After my token visits to Paris and Marseille, interposed with my wide-eyed observation of the sights from the train window, I found myself exploring a portion of Cathar country on ancient trails astride a sturdy horse. Both the riding schedule and the terrain were challenging enough to transport me back a millennium. Days of riding under the hot Provencal summer sun, through thorny paths that were often impossibly (and frighteningly) steep, physically provoked my imagination to meander beyond the limits placed by the mostly intellectual nature of the research process. However, my research definitely informed the direction of this mental time travel. “This is how I would have traveled a thousand years ago,” I thought as we passed huge, looming cliffs through thick forests with thorny branches ripping me to pieces along the way. “I would have hired a guide and hoped for the best, knowing we could die at any moment.” But no agents of the Medieval Church or even random highwaymen ever disturbed the peace of the timeless scenery of modern day Provence, nothing worse than the maddening flies that plagued my horse and challenged my limited horsemanship.
Halfway through my trail ride, the framework for telling my own Guinefort story materialized. Some explanation of how “once upon a time” I became fascinated and ultimately obsessed with the story of a Holy Greyhound who saved a little baby from a snake, only to be killed for his efforts. He was the ultimate underdog, and doesn’t everyone love these improbable heroes! Maybe I could tell it in such a way that explained how I found myself so immersed in research that I lived in this parallel universe for the past few years.

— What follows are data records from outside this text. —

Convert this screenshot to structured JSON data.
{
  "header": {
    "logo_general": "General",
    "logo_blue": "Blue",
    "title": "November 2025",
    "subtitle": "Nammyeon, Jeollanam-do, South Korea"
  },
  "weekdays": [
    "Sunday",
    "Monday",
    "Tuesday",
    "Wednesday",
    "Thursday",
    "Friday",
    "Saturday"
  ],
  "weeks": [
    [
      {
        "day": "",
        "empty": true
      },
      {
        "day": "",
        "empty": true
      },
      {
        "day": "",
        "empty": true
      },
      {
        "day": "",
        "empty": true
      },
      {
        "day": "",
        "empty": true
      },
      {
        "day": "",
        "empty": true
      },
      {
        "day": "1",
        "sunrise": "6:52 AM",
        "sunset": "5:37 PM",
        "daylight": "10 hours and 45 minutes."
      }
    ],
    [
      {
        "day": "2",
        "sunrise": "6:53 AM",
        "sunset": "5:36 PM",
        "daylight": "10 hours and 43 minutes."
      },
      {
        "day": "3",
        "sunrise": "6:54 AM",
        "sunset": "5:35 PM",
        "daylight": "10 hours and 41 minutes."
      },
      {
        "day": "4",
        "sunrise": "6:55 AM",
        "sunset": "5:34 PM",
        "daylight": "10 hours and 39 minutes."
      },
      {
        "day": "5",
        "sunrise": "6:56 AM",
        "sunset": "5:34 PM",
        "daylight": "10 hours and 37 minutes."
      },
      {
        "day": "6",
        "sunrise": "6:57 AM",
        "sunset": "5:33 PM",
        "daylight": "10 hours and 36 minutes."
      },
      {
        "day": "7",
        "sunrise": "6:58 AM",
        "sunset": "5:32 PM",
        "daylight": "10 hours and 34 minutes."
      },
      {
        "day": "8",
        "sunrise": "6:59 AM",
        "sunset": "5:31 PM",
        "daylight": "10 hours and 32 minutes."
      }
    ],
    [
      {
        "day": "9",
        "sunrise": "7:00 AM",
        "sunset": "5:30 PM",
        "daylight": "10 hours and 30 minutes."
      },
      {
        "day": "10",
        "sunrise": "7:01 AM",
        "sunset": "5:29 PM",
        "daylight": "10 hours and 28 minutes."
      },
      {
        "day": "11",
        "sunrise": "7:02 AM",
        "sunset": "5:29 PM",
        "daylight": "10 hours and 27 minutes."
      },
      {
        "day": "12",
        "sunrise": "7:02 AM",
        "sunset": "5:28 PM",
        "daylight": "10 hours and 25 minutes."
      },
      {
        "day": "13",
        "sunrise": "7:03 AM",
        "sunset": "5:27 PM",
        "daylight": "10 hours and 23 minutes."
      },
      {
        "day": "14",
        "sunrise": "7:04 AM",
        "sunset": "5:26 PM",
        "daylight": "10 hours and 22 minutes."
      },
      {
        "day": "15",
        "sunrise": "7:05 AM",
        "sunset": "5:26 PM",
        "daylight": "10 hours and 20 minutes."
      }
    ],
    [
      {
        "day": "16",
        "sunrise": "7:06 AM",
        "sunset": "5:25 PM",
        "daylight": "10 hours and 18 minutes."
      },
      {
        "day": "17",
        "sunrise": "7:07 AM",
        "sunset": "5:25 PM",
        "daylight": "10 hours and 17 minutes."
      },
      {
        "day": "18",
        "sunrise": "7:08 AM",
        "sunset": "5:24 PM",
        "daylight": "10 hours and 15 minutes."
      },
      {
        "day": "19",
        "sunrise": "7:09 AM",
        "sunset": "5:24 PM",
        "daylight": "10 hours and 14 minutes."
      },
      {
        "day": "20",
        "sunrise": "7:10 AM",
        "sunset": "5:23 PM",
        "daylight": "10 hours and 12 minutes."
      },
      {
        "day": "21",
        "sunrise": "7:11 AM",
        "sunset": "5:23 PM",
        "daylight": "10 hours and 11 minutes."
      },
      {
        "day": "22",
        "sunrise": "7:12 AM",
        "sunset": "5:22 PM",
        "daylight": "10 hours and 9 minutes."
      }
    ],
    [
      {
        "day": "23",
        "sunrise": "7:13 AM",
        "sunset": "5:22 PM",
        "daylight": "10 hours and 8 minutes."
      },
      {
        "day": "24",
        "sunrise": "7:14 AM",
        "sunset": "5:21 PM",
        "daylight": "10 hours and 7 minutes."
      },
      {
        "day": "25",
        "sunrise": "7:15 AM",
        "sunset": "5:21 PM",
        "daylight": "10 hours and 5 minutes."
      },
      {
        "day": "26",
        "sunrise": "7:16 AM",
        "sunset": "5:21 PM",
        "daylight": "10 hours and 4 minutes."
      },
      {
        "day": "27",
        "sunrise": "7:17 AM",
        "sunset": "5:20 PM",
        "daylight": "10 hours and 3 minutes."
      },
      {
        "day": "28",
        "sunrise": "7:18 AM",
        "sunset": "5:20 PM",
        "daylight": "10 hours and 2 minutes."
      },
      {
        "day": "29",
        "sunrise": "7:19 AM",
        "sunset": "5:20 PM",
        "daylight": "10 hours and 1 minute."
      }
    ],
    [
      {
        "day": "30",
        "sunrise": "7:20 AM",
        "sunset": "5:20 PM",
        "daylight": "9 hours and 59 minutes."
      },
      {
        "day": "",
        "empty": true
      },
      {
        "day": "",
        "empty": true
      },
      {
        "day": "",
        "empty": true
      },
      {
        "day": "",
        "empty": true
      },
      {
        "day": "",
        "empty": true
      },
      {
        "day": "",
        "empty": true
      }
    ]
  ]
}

My thesis explains the longevity of the Guinefort cult by placing it in the religious, cultural, historical, and socioeconomic context. Its personal application to my life only became clear to me during the time that has passed since my visit to France. These various encounters with the cult bonded me to the story in much the same way it did to the ancient practitioners, who, as impoverished peasants, could identify too well with the tragedy of this underdog. The miracles of Saint Guinefort continue for as long as the story of the people’s saint inspires us to believe in the transformative power of selfless love. That is the story I want to share.